I'm building a predictive model for whether a car is sport car or not. The model works fine, however I would like to join the predicted values back to the unique IDs and visualize the proportion, etc. Basically I have two dataframes:
- Testing with labelled data - test_cars
| CarId | Feature1 | Feature2 | IsSportCar |
|---|---|---|---|
| 1 | 90 | 150 | True |
| 2 | 60 | 200 | False |
| 3 | 560 | 500 | True |
- Unlabelled data to be predicted - cars_new
| CarId | Feature1 | Feature2 |
|---|---|---|
| 4 | 88 | 666 |
| 5 | 55 | 458 |
| 6 | 150 | 125 |
from sklearn.neighbors import KNeighborsClassifier
# Create arrays for the features and the response variable
y = test_cars['IsSportCar'].values
X = test_cars.drop(['IsSportCar','CarId'], axis=1).values
X_new = cars_new.drop(['CarId'], axis=1).values
# Create a k-NN classifier with 10 neighbors
knn = KNeighborsClassifier(n_neighbors=10)

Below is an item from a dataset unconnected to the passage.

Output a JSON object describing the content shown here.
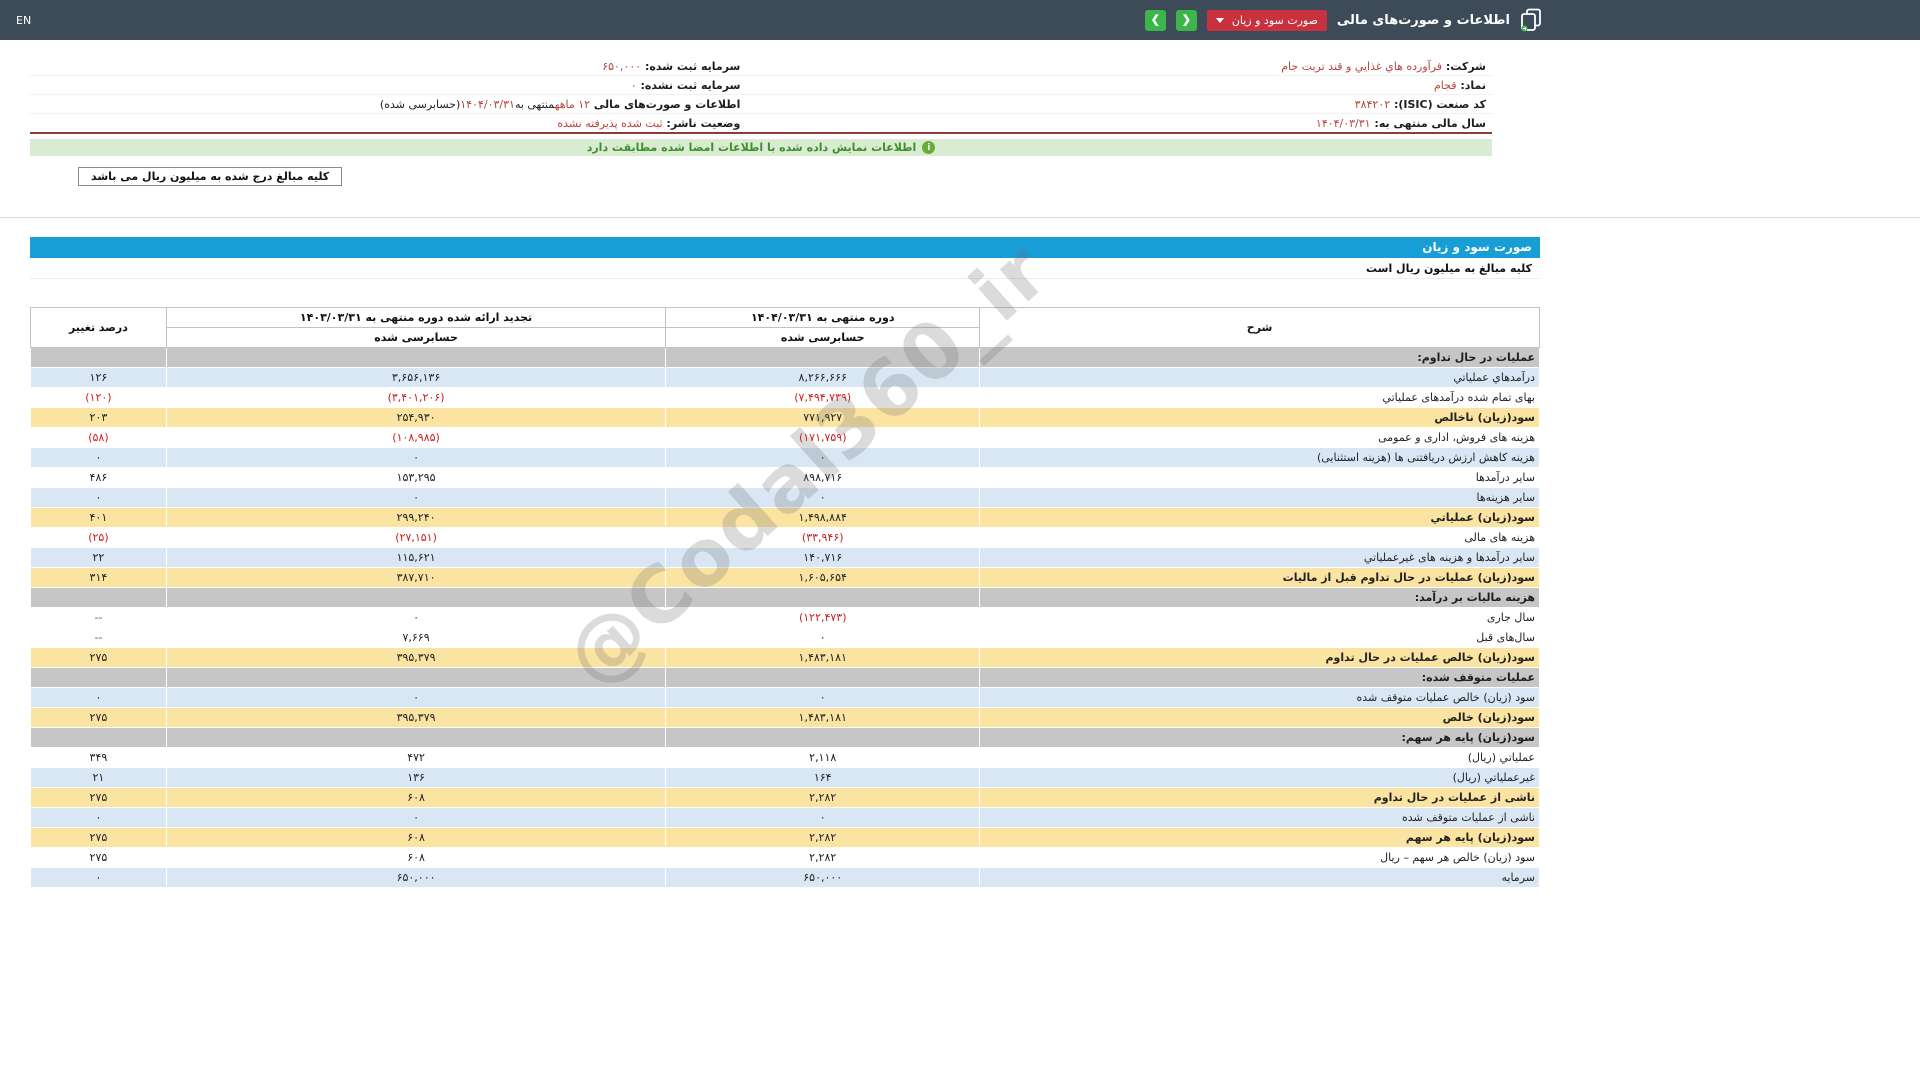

# Fit the classifier to the data
knn.fit(X,y)
y_pred = knn.predict(X_new)
The model works fine, but I would like to join the predicted values back to each car (CarId), so the car_new dataframe would be outputted with predicted column "IsSportCar":
| CarId | Feature1 | Feature2 | IsSportCar |
|---|---|---|---|
| 4 | 88 | 666 | False |
| 5 | 55 | 458 | True |
| 6 | 150 | 125 | True |
Any ideas how to join the predicted values back to the unique IDs?
CodePudding user response:
cars_new['IsSportCar'] = y_pred
I assume y_pred is the variable you want to put into cars_new?